Comparison operators and types only support unqualified access i.e. global scoping currently. Consequentially, types and operators defined in any schema not in this list will not be discoverable.
Example (default)
"unqualifiedSchemasForTypesAndProcedures": [
"public",
"pg_catalog",
"tiger"
],
comparisonOperatorMapping
The introspectionOptions.comparisonOperatorMapping
field describes the names that will be used to represent infix
comparison operators such as =
, !=
, LIKE
, <
, etc.
In order for the introspection process to discover a given operator it must have an entry in this list.
Example (default, truncated)
"comparisonOperatorMapping":
[
{ "operatorName": "=", "exposedName": "_eq", "operatorKind": "equal" },
{ "operatorName": "<=", "exposedName": "_lte", "operatorKind": "custom" },
...,
]
introspectPrefixFunctionComparisonOperators
The introspectionOptions.introspectPrefixFunctionComparisonOperators
gives the list of prefix-functions that are
candidates for comparison operators.
Because of the wide variety of predefined functions in existence this is an inclusion list rather than an exclusion list. Functions not appearing in this list will not be discoverable by the introspection process.

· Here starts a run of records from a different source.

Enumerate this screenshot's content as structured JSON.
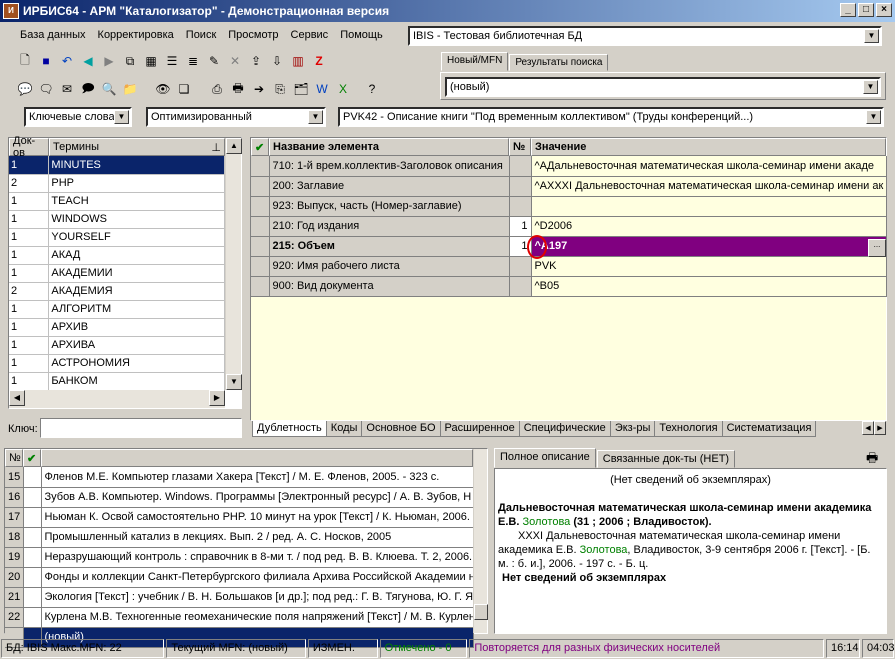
{
  "window": {
    "title": "ИРБИС64 - АРМ \"Каталогизатор\" - Демонстрационная версия",
    "app_icon": "irbis-app-icon"
  },
  "menu": [
    "База данных",
    "Корректировка",
    "Поиск",
    "Просмотр",
    "Сервис",
    "Помощь"
  ],
  "db_select": {
    "value": "IBIS - Тестовая библиотечная БД"
  },
  "right_tabs": [
    "Новый/MFN",
    "Результаты поиска"
  ],
  "new_mfn_combo": {
    "value": "(новый)"
  },
  "filters": {
    "dictionary": "Ключевые слова",
    "mode": "Оптимизированный",
    "worksheet": "PVK42 - Описание книги \"Под временным коллективом\" (Труды конференций...)"
  },
  "terms": {
    "headers": [
      "Док-ов",
      "Термины"
    ],
    "rows": [
      {
        "count": "1",
        "term": "MINUTES"
      },
      {
        "count": "2",
        "term": "PHP"
      },
      {
        "count": "1",
        "term": "TEACH"
      },
      {
        "count": "1",
        "term": "WINDOWS"
      },
      {
        "count": "1",
        "term": "YOURSELF"
      },
      {
        "count": "1",
        "term": "АКАД"
      },
      {
        "count": "1",
        "term": "АКАДЕМИИ"
      },
      {
        "count": "2",
        "term": "АКАДЕМИЯ"
      },
      {
        "count": "1",
        "term": "АЛГОРИТМ"
      },
      {
        "count": "1",
        "term": "АРХИВ"
      },
      {
        "count": "1",
        "term": "АРХИВА"
      },
      {
        "count": "1",
        "term": "АСТРОНОМИЯ"
      },
      {
        "count": "1",
        "term": "БАНКОМ"
      }
    ],
    "key_label": "Ключ:"
  },
  "fields": {
    "headers": [
      "Название элемента",
      "№",
      "Значение"
    ],
    "rows": [
      {
        "name": "710: 1-й врем.коллектив-Заголовок описания",
        "num": "",
        "value": "^AДальневосточная математическая школа-семинар имени акаде"
      },
      {
        "name": "200: Заглавие",
        "num": "",
        "value": "^AXXXI Дальневосточная математическая школа-семинар имени ак"
      },
      {
        "name": "923: Выпуск, часть (Номер-заглавие)",
        "num": "",
        "value": ""
      },
      {
        "name": "210: Год издания",
        "num": "1",
        "value": "^D2006"
      },
      {
        "name": "215: Объем",
        "num": "1",
        "value": "^A197",
        "selected": true
      },
      {
        "name": "920: Имя рабочего листа",
        "num": "",
        "value": "PVK"
      },
      {
        "name": "900: Вид документа",
        "num": "",
        "value": "^B05"
      }
    ],
    "ellipsis": "...",
    "bottom_tabs": [
      "Дублетность",
      "Коды",
      "Основное БО",
      "Расширенное",
      "Специфические",
      "Экз-ры",
      "Технология",
      "Систематизация"
    ]
  },
  "records": {
    "headers": [
      "№"
    ],
    "rows": [
      {
        "n": "15",
        "text": "Фленов М.Е. Компьютер глазами Хакера [Текст] / М. Е. Фленов, 2005. - 323 с."
      },
      {
        "n": "16",
        "text": "Зубов А.В. Компьютер. Windows. Программы [Электронный ресурс] / А. В. Зубов, Н"
      },
      {
        "n": "17",
        "text": "Ньюман К. Освой самостоятельно PHP. 10 минут на урок [Текст] / К. Ньюман, 2006."
      },
      {
        "n": "18",
        "text": "Промышленный катализ в лекциях. Вып. 2 / ред. А. С. Носков, 2005"
      },
      {
        "n": "19",
        "text": "Неразрушающий контроль : справочник в 8-ми т. / под ред. В. В. Клюева. Т. 2, 2006."
      },
      {
        "n": "20",
        "text": "Фонды и коллекции Санкт-Петербургского филиала Архива Российской Академии н"
      },
      {
        "n": "21",
        "text": "Экология [Текст] : учебник / В. Н. Большаков [и др.]; под ред.: Г. В. Тягунова, Ю. Г. Я"
      },
      {
        "n": "22",
        "text": "Курлена М.В. Техногенные геомеханические поля напряжений [Текст] / М. В. Курлен"
      },
      {
        "n": "",
        "text": "(новый)",
        "selected": true
      }
    ]
  },
  "desc": {
    "tabs": [
      "Полное описание",
      "Связанные док-ты (НЕТ)"
    ],
    "no_copies": "(Нет сведений об экземплярах)",
    "bold_line1": "Дальневосточная математическая школа-семинар имени академика Е.В.",
    "green_name": "Золотова",
    "bold_line1_tail": "(31 ; 2006 ; Владивосток).",
    "body_1": "XXXI Дальневосточная математическая школа-семинар имени академика Е.В.",
    "body_2": ", Владивосток, 3-9 сентября 2006 г. [Текст]. - [Б. м. : б. и.], 2006. - 197 с. - Б. ц.",
    "no_copies_bold": "Нет сведений об экземплярах"
  },
  "status": {
    "db": "БД: IBIS Макс.MFN: 22",
    "current": "Текущий MFN: (новый)",
    "changed": "ИЗМЕН.",
    "marked": "Отмечено - 0",
    "repeats": "Повторяется для разных физических носителей",
    "time1": "16:14",
    "time2": "04:03"
  },
  "colors": {
    "selected_row": "#0a246a",
    "field_selected": "#800080",
    "field_bg": "#ffffe0",
    "marked_text": "#008000",
    "repeats_text": "#800080",
    "check_green": "#008000"
  }
}
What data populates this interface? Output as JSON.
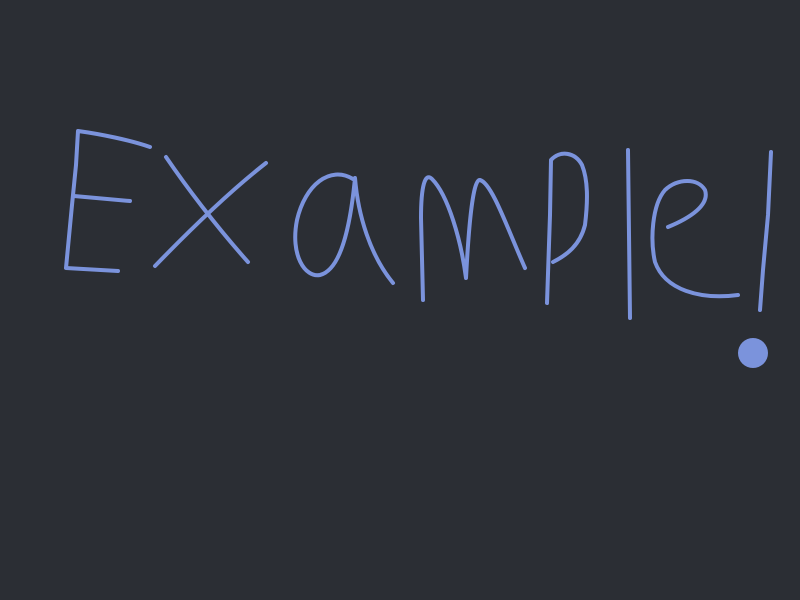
{
  "canvas": {
    "background_color": "#2b2e34",
    "ink_color": "#7b93dc",
    "handwritten_text": "Example!"
  }
}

Example (default, truncated)
"introspectPrefixFunctionComparisonOperators": ["box_above", "box_below", "box_contain", ...]
mutationsVersion
Developing support for mutations of tables is an ongoing effort that has still not settled on a concrete form. The
mutationsVersion
field is essentially a feature flag toggle that will let you opt-in to trying this feature as it
evolves.
Beware that the set of supported mutations versions is expected to have a rapid turnover, and there is no guarantee that two successive configuration versions will have any overlap in the mutations versions they support.
The mutationsVersion
field indicates the flavor of table mutations to expose in the schema of the data connector. By
default this field is omitted, resulting in no mutations being generated.
Introduction and removal of supported mutations versions will only happen in the context of a version bump of the main configuration.
The currently supported value is "v1"
.
mutationsVersion: "v1"
A table my_table
gets a v1_insert_my_table
mutation in the connector schema which takes a single argument _object
of object type equivalent to the type of the table. It is a runtime error to insert into columns that are generated. The
mutation result type is that of the table, allowing selection of fields from the row that was inserted.
A table my_table
with a single-column primary key my_id_column
gets a v1_delete_my_table_by_my_id_column
mutation
with a single argument my_id_column
of type equal to that of the column. The mutation result type is that of the
table, allowing selection of fields from the row that was deleted.
This version of mutations does not support filter-based permissions.